The sign project is now on hold while the bus routes are reviewed.

“It’s been a challenging ride for me,” Mr. Chameides said of his sign effort. “I thought it would be easier than it is. I figured that as an elected official, it was my job to get buy-in from my colleagues that the signs were a public service. Then the signs would be delegated to staff to do.

“But people didn’t necessarily agree on what the bus ride actually was,” he said. “If we just went ahead and made a sign, it would be inaccurate. We identified a few anomalies early on, and then we found another, and another. The corrections piled up, with the bus service significantly different from what was posted.”

For example, he said, the schedule for the bus from Hudson to Columbia-Greene Community College is published as Monday, Wednesday and Thursday, but that bus does not necessarily run on those days. Within Hudson, the route is mapped without a schedule, leaving potential riders enduring bad weather or missing the bus altogether.

In further informality, the county bus does not necessarily go to Hudson from other towns, Mr. Chameides said at the December 13, 2018 Transportation Committee meeting; it goes there only at a rider’s request.

“That’s my understanding from Michael Johnston,” Mr. Chameides said at the meeting. “If that’s the way the bus works, that should be explained. I’m skeptical that’s the right way to do it.

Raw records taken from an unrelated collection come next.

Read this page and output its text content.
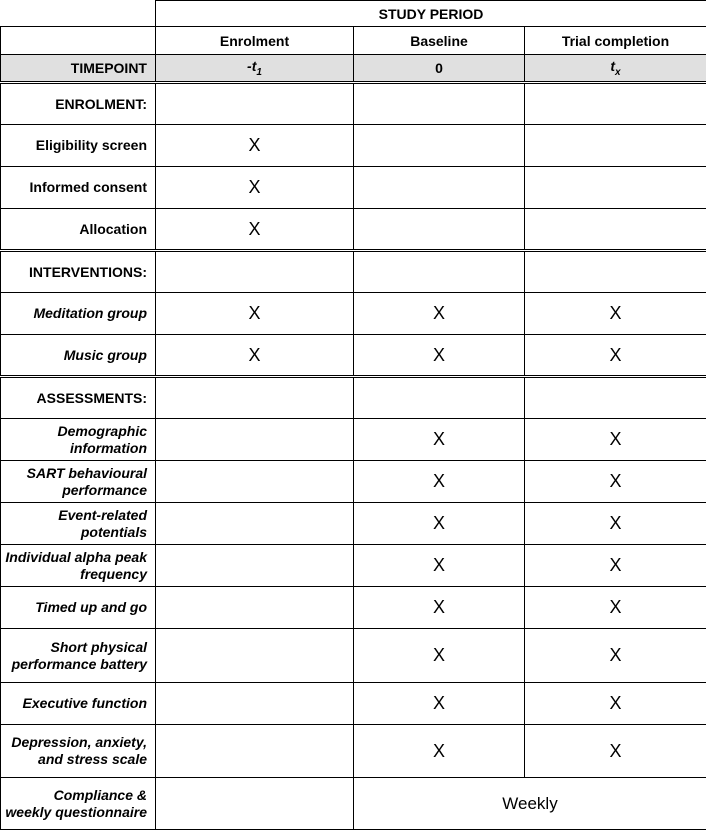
	STUDY PERIOD		
	Enrolment	Baseline	Trial completion
TIMEPOINT	$-t_1$	0	$t_x$
ENROLMENT:			
Eligibility screen	X		
Informed consent	X		
Allocation	X		
INTERVENTIONS:			
Meditation group	X	X	X
Music group	X	X	X
ASSESSMENTS:			
Demographic information		X	X
SART behavioural performance		X	X
Event-related potentials		X	X
Individual alpha peak frequency		X	X
Timed up and go		X	X
Short physical performance battery		X	X
Executive function		X	X
Depression, anxiety, and stress scale		X	X
Compliance & weekly questionnaire		Weekly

It sounds like the bus picks up a bunch of people in the morning and takes them where they want to go. That’s confusing to me and, I assume, to the public.

“My fear is that people won’t ride the bus because they don’t know the schedule, or they wait for the bus and it doesn’t come,” he said. “That’s terrible for the rider and bad long-term for the system, as it loses riders.

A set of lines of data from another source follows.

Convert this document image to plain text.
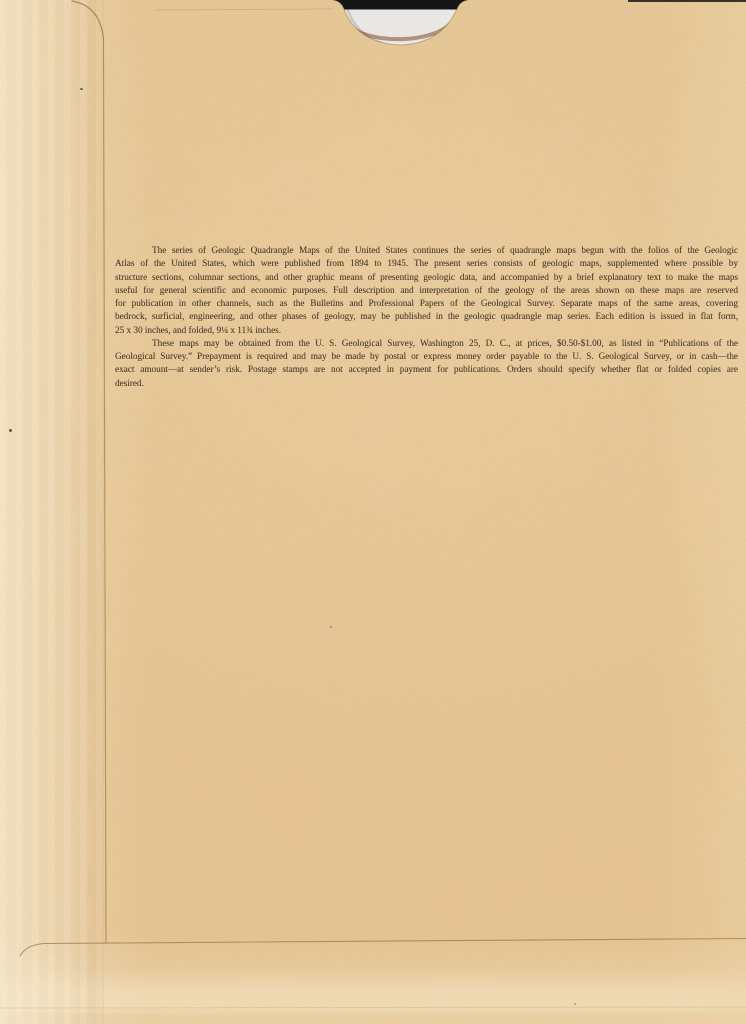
The series of Geologic Quadrangle Maps of the United States continues the series of quadrangle maps begun with the folios of the Geologic
Atlas of the United States, which were published from 1894 to 1945. The present series consists of geologic maps, supplemented where possible by
structure sections, columnar sections, and other graphic means of presenting geologic data, and accompanied by a brief explanatory text to make the maps
useful for general scientific and economic purposes. Full description and interpretation of the geology of the areas shown on these maps are reserved
for publication in other channels, such as the Bulletins and Professional Papers of the Geological Survey. Separate maps of the same areas, covering
bedrock, surficial, engineering, and other phases of geology, may be published in the geologic quadrangle map series. Each edition is issued in flat form,
25 x 30 inches, and folded, 9¼ x 11¾ inches.
These maps may be obtained from the U. S. Geological Survey, Washington 25, D. C., at prices, $0.50-$1.00, as listed in “Publications of the
Geological Survey.” Prepayment is required and may be made by postal or express money order payable to the U. S. Geological Survey, or in cash—the
exact amount—at sender’s risk. Postage stamps are not accepted in payment for publications. Orders should specify whether flat or folded copies are
desired.
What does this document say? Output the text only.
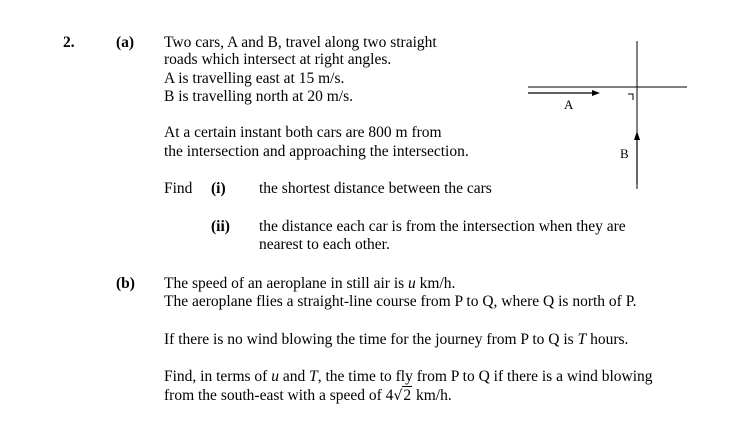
2.	(a) Two cars, A and B, travel along two straight
roads which intersect at right angles.
A is travelling east at 15 m/s.
B is travelling north at 20 m/s.
At a certain instant both cars are 800 m from
the intersection and approaching the intersection.
Find (i) the shortest distance between the cars
(ii) the distance each car is from the intersection when they are
nearest to each other.
A
B
(b) The speed of an aeroplane in still air is u km/h.
The aeroplane flies a straight-line course from P to Q, where Q is north of P.
If there is no wind blowing the time for the journey from P to Q is T hours.
Find, in terms of u and T, the time to fly from P to Q if there is a wind blowing
from the south-east with a speed of 4√2 km/h.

“If we’re going to go to the trouble of providing the service, we need to provide accurate information.”

Ridership is down since 2015, it was reported to the committee in December. Yet ShopRite’s recent move farther north on Fairview Avenue has already caused an uptick in riders, Mr. Johnston said; people who used to walk to ShopRite no longer can. And the December 8 shopping shuttle was so crowded, he said, “we had to double up.”

The Transportation Committee then appointed a working committee consisting of Kenneth Flood of the county planning office, Board of Supervisors Deputy Clerk Angela Rothermel and Mr. Johnston to review the schedules and find a solution by the Transportation Committee’s January meeting.

The need for signs “uncovered a larger issue, of incorrect materials,” said Mr. Chameides. “This can’t be fixed with the mere addition of a sign. I’ve only been on the board since January, and I suspect that many of these problems have been going on for years, and we’re just discovering them now.

“Going forward,” he said, “this is an opportunity for county government to realize that we’ve been neglecting this program, pledge to improve it and add other improvements.”

Improvements began in December 2018, with the delivery of two new 16-passenger buses, allowing old buses to be retired. Each bus costs $100,000, paid through the federal 5311 program, and is generally good for 100,000 to 125,000 stop-and-go miles, Mr. Johnston said. Two more buses are due for delivery this year.

Susan Rubin of Hudson was a regular bus rider before a broken leg temporarily took her out of that transportation mode. “I loved riding the bus,” she said Tuesday. She got the schedule from the driver and “never found it out of date. The regular drivers were very friendly and helpful.

“From my perspective,” she said, “the problem was not enough buses. They stopped at 3 p.m., and there was no bus on the weekend. For me, that’s a big deal.

“Yes, it takes more time out of your life to do an errand than if you had a car. I don’t know how to address that. It’s a minor issue, compared to the value of the bus rides.”